Widely supported for almost 20 years in all major browsers, there’s really no reason to use anything else (image sprites anyone? 😂)
In Rails there are currently two ways to display SVG’s:
- using
image_tag
; - directly add into the view (inline).
Using the image_tag
is just like any other image in rails like so: image_tag "svg/home.svg"
.
This is nice. It keeps the code clean and all icons neatly organized in app/assets/svg
. It has one big disadvantage though. You cannot change its attributes, like fill
or strokeWidth
.
Bummer! 🫤
To get that functionality back, you can inline your SVG’s like so
<svg xmlns="http://www.w3.org/2000/svg" fill="none" viewBox="0 0 24 24" stroke-width="1.5" stroke="currentColor" class="size-8 p-1.5 bg-blue-50 text-blue-600 rounded-full">
<path stroke-linecap="round" stroke-linejoin="round" d="m2.25 12 8.954-8.955c.44-.439 1.152-.439 1.591 0L21.75 12M4.5 9.75v10.125c0 .621.504 1.125 1.125 1.125H9.75v-4.875c0-.621.504-1.125 1.125-1.125h2.25c.621 0 1.125.504 1.125 1.125V21h4.125c.621 0 1.125-.504 1.125-1.125V9.75M8.25 21h8.25" />
</svg>
(icon taken from Heroicons)
Great—that’s a good looking icon! But having SVG’s like this in your views is messy (already have to deal with those hundreds of utility classes! 🤓).

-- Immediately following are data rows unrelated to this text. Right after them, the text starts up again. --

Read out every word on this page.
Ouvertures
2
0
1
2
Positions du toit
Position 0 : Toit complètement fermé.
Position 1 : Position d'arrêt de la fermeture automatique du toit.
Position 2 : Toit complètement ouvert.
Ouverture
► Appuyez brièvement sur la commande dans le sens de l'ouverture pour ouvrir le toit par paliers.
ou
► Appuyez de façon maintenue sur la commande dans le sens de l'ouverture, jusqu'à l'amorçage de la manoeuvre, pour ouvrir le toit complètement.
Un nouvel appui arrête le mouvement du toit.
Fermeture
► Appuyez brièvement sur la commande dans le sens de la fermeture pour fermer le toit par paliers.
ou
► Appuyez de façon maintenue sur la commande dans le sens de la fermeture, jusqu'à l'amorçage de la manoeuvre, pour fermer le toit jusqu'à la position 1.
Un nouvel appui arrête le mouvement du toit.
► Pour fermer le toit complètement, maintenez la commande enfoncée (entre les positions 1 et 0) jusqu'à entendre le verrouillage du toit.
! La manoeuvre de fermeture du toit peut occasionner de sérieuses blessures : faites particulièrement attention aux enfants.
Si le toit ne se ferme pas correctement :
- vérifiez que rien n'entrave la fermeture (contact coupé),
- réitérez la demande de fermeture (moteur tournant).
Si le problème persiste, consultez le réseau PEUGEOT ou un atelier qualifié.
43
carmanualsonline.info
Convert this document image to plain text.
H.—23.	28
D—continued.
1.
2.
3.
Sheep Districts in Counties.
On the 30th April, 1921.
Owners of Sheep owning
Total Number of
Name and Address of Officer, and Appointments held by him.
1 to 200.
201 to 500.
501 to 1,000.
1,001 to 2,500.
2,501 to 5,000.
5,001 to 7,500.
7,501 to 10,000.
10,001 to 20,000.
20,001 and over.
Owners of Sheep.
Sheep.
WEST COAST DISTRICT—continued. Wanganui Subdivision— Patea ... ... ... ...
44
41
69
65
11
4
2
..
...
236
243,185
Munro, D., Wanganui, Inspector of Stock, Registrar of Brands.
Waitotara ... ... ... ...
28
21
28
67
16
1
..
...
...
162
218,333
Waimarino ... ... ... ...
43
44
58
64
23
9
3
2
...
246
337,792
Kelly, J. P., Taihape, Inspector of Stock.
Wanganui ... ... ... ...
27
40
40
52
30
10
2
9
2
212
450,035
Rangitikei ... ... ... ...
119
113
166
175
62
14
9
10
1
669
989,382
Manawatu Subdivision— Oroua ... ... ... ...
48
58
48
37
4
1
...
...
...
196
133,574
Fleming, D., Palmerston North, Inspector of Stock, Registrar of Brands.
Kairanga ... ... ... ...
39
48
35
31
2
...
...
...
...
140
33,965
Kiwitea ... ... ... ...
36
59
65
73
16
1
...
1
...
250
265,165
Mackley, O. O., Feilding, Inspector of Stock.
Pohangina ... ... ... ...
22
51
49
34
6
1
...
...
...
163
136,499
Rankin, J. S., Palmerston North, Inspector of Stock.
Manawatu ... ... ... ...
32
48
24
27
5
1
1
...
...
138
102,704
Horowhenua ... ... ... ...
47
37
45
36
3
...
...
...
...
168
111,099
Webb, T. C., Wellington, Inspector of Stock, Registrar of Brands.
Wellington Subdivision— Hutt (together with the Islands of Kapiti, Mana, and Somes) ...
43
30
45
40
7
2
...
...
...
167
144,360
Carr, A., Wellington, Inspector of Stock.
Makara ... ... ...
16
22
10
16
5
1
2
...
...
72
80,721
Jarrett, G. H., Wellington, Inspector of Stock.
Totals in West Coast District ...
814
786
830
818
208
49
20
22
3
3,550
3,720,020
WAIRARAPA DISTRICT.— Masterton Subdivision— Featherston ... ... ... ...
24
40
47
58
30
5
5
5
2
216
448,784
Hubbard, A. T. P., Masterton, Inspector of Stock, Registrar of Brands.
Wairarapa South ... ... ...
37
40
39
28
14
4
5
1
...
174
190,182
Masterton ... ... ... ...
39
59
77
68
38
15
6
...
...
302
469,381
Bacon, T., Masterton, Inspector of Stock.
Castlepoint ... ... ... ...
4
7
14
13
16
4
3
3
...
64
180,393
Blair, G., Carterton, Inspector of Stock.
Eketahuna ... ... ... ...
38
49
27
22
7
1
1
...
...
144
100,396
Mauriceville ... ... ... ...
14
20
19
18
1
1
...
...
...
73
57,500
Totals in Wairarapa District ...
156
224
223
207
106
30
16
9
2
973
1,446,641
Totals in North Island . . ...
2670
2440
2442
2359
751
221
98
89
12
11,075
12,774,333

Why not take the best of both worlds: write a little Ruby to inline SVG files!
Create a helper:
# app/helpers/icon_helper.rb
module IconHelper
def icon(name)
File.read(Rails.root.join("app", "assets", "svg", "#{name}.svg")).html_safe
end
end
Now in your views you can write:
icon "home"
Clean, right?! But there is no option to pass any attributes, like class
for example. Let’s extend the helper.
module IconHelper
def icon(name, css: nil)
icon_path = File.read(Rails.root.join("app", "assets", "svg", "#{name}.svg"))
Nokogiri::HTML::DocumentFragment.parse(icon_path)
.at_css("svg")
.tap { _1["class"] = css }
.to_html
.html_safe
end
end
Now you can pass along (utility) classes to your icon:
icon "home", css: "size-8 p-1.5 bg-blue-50 text-blue-600 rounded-full"
Amazeballs! 🍭
There’s a gem for that!
Of course OSS to the rescue. 🛟 Recently I published a little Rails gem to do all this for you. It’s icon library agnostic, meaning you can use any icon library you want (opposed to other icon gems that limit to one library).
Currently it has first-party support for Feather Icons, Heroicons, Lucide, Phosphor, Tabler and custom animated icons too.